Asteroid City Dir: Wes Anderson (Film Review)
If you’ve been caught up in the Barbenheimer frenzy, then your next film should be Asteroid City as it features both an A-bomb explosion and Margot Robbie.
Starring: Jason Schwartzman, Scarlett Johansson, Tom Hanks, Tilda Swinton, Bryan Cranston and a cast of thousands)
Director Wes Anderson has risen to the occasion and created a film that can stand up, artistically, next to both Barbie and Oppenheimer. Whether it hits the same box office pay dirt remains to be seen.
Anderson is one of those directors who’s highly stylized filmmaking folks seem to either love or hate. Up until now, he has always left me a bit cold…too self-aware, too pretentious with films like The Grand Budapest Hotel (2014) and The Darjeeling Limited (2007) leaving me curious, but cold. I’d say my fave, up til now has been 2004’s The Life Aquatic with Zissou.
Like our friend Christopher Nolan, Anderson has several different ‘timelines’ running simultaneously through Asteroid City.
We open in glorious black & white with an announcer (Bryan Cranston) introducing a TV production of a new play by a writer named Conrad Earp (Edward Norton). This is set in mid-1955 and Anderson’s eye for detail in exquisite. It’s proves to be even better when the screen explodes into widescreen colour and we watch the events that make up the play.
This is where the fun begins.
Anderson takes us to a very small fictional desert town (population 87) called Asteroid City, that most likely, isn’t far from Roswell, New Mexico.
It’s there we meet photographer Augie Steenbeck (Jason Schwartzman) and his family (a teenage son and three young daughters) as they make their way to a Junior Stargazer Convention. Of course their car breaks down and Augie calls his father-in-law (Tom Hanks) to come rescue them. We learn, early on, that Mrs Steenbeck is recently deceased, but Augie can’t bring himself to tell the kids….heart-breaking and odd…in other words, typical Wes Anderson.
Eventually we meet the other folks a this space age convention, most notable of whom is film actor Midge Campbell played deliciously by Scarlett Johansson and her teen daughter Dinah. Not surprisingly, Augie falls for Midge and his son, nicknamed “Brianiac”: falls for Dinah.
But this is much more than a romance.
The tiny town is overrun with quirky characters such as Dr. Hickenlooper a scientist played by Tilda Swinton, General Gibson, host of the convention, played by Jeffery Wright and J.J. Kellogg, another parent played by Liev Schreiber. I could go on, but I don’t want to give away too much.
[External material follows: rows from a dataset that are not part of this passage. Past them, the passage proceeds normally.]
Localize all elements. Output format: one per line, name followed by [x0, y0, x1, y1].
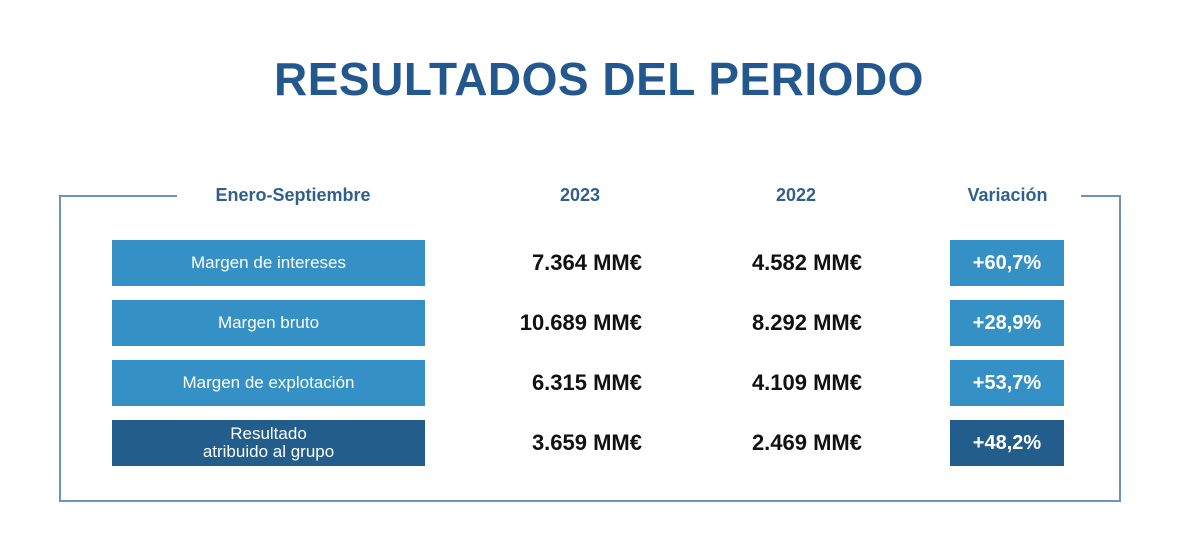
- header-year-2023: 2023: [559, 185, 601, 205]
- variation-margen-bruto: +28,9%: [950, 300, 1064, 346]
- variation-margen-intereses: +60,7%: [950, 240, 1064, 286]
- value-2022-margen-intereses: 4.582 MM€: [751, 250, 862, 275]
- frame-left-border: [59, 196, 61, 502]
- value-2022-resultado-atribuido: 2.469 MM€: [751, 430, 862, 455]
- header-year-2022: 2022: [775, 185, 817, 205]
- frame-top-left-border: [59, 195, 177, 197]
- variation-margen-explotacion: +53,7%: [950, 360, 1064, 406]
- header-period: Enero-Septiembre: [215, 185, 371, 205]
- value-2023-margen-bruto: 10.689 MM€: [519, 310, 642, 335]
- frame-top-right-border: [1081, 195, 1121, 197]
- frame-bottom-border: [59, 500, 1121, 502]
- row-label-margen-bruto: Margen bruto: [112, 300, 425, 346]
- value-2022-margen-bruto: 8.292 MM€: [751, 310, 862, 335]
- header-variation: Variación: [967, 185, 1048, 205]
- value-2023-resultado-atribuido: 3.659 MM€: [531, 430, 642, 455]
- row-label-margen-intereses: Margen de intereses: [112, 240, 425, 286]
- row-label-resultado-atribuido: Resultado atribuido al grupo: [112, 420, 425, 466]
- value-2023-margen-intereses: 7.364 MM€: [531, 250, 642, 275]
- frame-right-border: [1119, 196, 1121, 502]
- page-title: RESULTADOS DEL PERIODO: [274, 53, 924, 105]
- variation-resultado-atribuido: +48,2%: [950, 420, 1064, 466]
- row-label-margen-explotacion: Margen de explotación: [112, 360, 425, 406]
- value-2022-margen-explotacion: 4.109 MM€: [751, 370, 862, 395]
- value-2023-margen-explotacion: 6.315 MM€: [531, 370, 642, 395]
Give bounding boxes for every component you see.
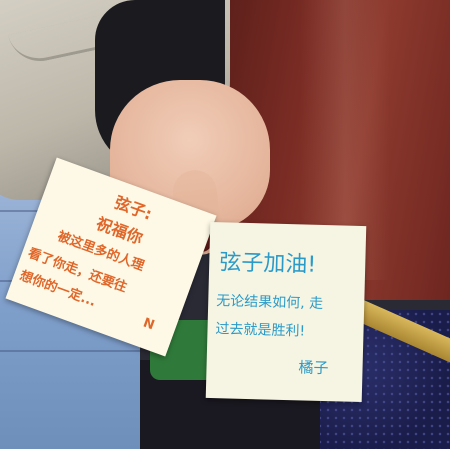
right-note-signature: 橘子 [298, 358, 329, 378]
right-sticky-note: 弦子加油! 无论结果如何, 走 过去就是胜利! 橘子 [205, 221, 367, 403]
jacket-seam [0, 350, 140, 352]
left-note-line: N [140, 315, 157, 334]
right-note-line: 弦子加油! [218, 250, 317, 278]
right-note-line: 无论结果如何, 走 [216, 293, 324, 312]
right-note-line: 过去就是胜利! [215, 321, 306, 340]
I will say this, this is a film teeming with style, wit, character, surprises and ideas.
Not all are fully fleshed out, but there is plenty to sink your teeth into.
After all, who can resist a film that features a roadrunner, an alien, Jarvis Cocker, an A-Bomb and a bombshell like Scarlett Johansson.
If you blink, you might miss something. I can imagine visiting Asteroid City again and again.
Marty Duda
Asteroid City Opens in NZ Cinemas August 10th.